He made a face but nodded.

If they could get to the TARDIS, everything would be fine. They could use the equipment in the infirmary to fix him up as good as new, and all three of them would be safe from the Conglomerate. The Doctor reached out with his mind and searched for the familiar telepathic hum of his beloved machine, but it was no use. Whatever the Conglomerate had done to him had seriously screwed with his mental processes. He wouldn't have been able to sense the TARDIS even if he were standing in the console room.

"How far…" He took a deep breath and tried again. "How far away is the TARDIS?"

His companions exchanged another look, and he knew he'd said the wrong thing.

"What is it?" They didn't answer. "What's happened to the TARDIS?"

Richard sighed. "We can't go to the TARDIS, Doctor. She died two hundred years ago. Remember?"

The Doctor stared at him. "That's not possible."

"Doctor." His gaze shifted to Amanda. She gave him a sad smile. "She died of old age. There was nothing you could have done."

His beloved ship, gone. Why couldn't he remember? How had he lived for the past two hundred years without the TARDIS?

-----

When he opened his eyes again, something soft elevated his head off the floor. Richard's shirt was gone, exposing muscles that weren't nearly as developed as they had been weeks ago. Richard sat on the floor to his right, while Amanda was perched on the chair to his left. There were four chairs on the bridge, but this was the only one that hadn't been torn to shreds or covered by debris. The Doctor had been sitting in that chair, staring at a readout on the console screen in front of it, when the first shot from the patrol weapons fire had hit them. The view through the window, still intact, was of a wall of dirt.

He could think much more clearly now. The drugs were wearing off. He couldn't move much, but it would probably be a good idea to stay still, anyway. He didn't have much time left.

Amanda and Richard were talking. Neither of them had cleaned themselves up, though there probably weren't any towels or water lying about that they could use. Even through the filth, and Immortal endurance aside, he could tell that they were exhausted, physically and emotionally. Their clothes were torn, and blood matted the tears. Some of those cuts had been there when they'd escaped the laboratory, but the rest were likely sustained during the crash.

The patrolmen hadn't come looking for them, yet. His virus must have done more damage than he'd anticipated. At another time in his life, he wouldn't have stopped at a virus. He would have made absolute certainty that the UCN couldn't resume its experiments on sentient life forms in the future. A computer virus would have to be sufficient this time. He was so tired, anyway; there was no way he could have worked up the energy to rain down vengeance upon his aggressors.

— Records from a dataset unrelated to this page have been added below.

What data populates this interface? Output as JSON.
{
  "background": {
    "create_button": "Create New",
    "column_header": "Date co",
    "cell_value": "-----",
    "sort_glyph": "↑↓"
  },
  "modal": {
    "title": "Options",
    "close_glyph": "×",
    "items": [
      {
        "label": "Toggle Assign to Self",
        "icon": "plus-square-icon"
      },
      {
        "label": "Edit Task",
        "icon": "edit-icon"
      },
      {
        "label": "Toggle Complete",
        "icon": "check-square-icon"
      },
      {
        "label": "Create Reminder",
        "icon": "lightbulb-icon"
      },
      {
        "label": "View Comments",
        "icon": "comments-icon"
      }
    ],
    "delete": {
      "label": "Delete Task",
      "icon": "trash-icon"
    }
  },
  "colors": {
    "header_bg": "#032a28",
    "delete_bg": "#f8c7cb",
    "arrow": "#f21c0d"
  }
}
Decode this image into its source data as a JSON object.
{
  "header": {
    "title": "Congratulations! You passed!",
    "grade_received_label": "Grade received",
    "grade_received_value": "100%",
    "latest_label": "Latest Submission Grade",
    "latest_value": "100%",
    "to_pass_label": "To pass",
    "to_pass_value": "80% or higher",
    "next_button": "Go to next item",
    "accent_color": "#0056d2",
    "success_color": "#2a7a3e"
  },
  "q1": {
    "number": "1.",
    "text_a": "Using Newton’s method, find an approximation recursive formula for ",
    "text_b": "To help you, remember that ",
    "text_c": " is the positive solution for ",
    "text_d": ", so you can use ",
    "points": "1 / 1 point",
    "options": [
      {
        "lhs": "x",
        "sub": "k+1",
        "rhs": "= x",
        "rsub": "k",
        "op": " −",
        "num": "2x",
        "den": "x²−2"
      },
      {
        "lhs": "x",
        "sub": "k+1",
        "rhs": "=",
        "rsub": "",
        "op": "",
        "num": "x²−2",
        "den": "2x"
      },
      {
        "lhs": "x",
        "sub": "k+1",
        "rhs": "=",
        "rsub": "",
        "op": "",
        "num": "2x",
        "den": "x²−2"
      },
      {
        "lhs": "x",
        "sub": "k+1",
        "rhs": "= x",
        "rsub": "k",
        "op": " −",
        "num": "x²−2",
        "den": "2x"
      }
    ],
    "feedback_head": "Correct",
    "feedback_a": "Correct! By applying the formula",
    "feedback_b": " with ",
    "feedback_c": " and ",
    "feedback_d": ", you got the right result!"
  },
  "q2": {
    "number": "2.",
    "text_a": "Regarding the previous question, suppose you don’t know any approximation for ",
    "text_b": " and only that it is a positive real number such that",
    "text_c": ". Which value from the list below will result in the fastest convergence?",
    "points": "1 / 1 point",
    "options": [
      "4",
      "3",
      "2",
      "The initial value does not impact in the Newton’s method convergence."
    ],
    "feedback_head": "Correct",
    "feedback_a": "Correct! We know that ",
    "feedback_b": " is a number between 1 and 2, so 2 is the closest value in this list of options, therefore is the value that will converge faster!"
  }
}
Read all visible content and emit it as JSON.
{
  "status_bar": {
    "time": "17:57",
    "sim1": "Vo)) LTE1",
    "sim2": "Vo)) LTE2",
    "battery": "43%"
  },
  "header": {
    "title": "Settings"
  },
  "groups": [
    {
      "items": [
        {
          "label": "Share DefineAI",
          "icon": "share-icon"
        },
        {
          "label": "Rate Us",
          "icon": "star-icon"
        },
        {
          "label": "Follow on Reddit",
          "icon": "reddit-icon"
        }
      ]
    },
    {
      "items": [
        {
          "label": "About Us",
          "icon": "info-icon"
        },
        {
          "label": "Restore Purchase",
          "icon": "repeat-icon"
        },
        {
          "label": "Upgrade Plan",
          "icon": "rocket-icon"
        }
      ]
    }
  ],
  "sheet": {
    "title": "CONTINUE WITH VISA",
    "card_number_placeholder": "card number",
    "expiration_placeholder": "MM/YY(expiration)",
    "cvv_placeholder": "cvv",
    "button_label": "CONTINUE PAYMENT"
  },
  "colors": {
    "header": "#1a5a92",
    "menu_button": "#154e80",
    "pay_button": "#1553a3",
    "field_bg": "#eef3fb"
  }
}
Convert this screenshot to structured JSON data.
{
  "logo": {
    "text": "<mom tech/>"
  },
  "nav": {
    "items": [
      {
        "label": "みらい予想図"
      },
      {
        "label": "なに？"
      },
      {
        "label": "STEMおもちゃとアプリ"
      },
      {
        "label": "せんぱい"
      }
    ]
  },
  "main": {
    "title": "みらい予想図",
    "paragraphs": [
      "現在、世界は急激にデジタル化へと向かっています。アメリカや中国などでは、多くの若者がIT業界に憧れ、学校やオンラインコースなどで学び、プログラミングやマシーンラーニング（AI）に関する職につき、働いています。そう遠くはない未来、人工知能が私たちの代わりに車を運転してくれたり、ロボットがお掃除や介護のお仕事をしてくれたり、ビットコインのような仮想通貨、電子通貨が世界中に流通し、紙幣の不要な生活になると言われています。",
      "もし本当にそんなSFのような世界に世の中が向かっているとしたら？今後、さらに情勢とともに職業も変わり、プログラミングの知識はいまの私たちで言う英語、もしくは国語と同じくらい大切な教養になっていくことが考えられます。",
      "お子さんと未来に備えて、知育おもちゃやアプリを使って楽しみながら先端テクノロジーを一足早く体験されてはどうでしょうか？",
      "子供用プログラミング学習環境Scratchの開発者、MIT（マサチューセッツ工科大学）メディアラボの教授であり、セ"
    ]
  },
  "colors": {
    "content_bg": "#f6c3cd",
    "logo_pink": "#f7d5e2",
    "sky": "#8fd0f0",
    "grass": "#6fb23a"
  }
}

What would be the point, anyway? He'd been pretty violent in his tenth life, but his eleventh regeneration had been one act of vengeance after another, or so it seemed in hindsight. He'd spent a good deal of time in all of his incarnations destroying governments and preventing them from doing further wrongs. There wasn't a planet in the galaxy-except for those precious few places where sentient lifeforms never settled-where he hadn't run for his life, been imprisoned, saved a single life or saved the whole world. He'd lost track of the number of times he'd saved the Earth and its various peoples, and all for what? To be dissected by its unified government in the thirty-ninth century? He'd expected better from his favorite alien planet. It had been a foolish hope, so foolish that he couldn't believe how idiotic he'd been for believing it.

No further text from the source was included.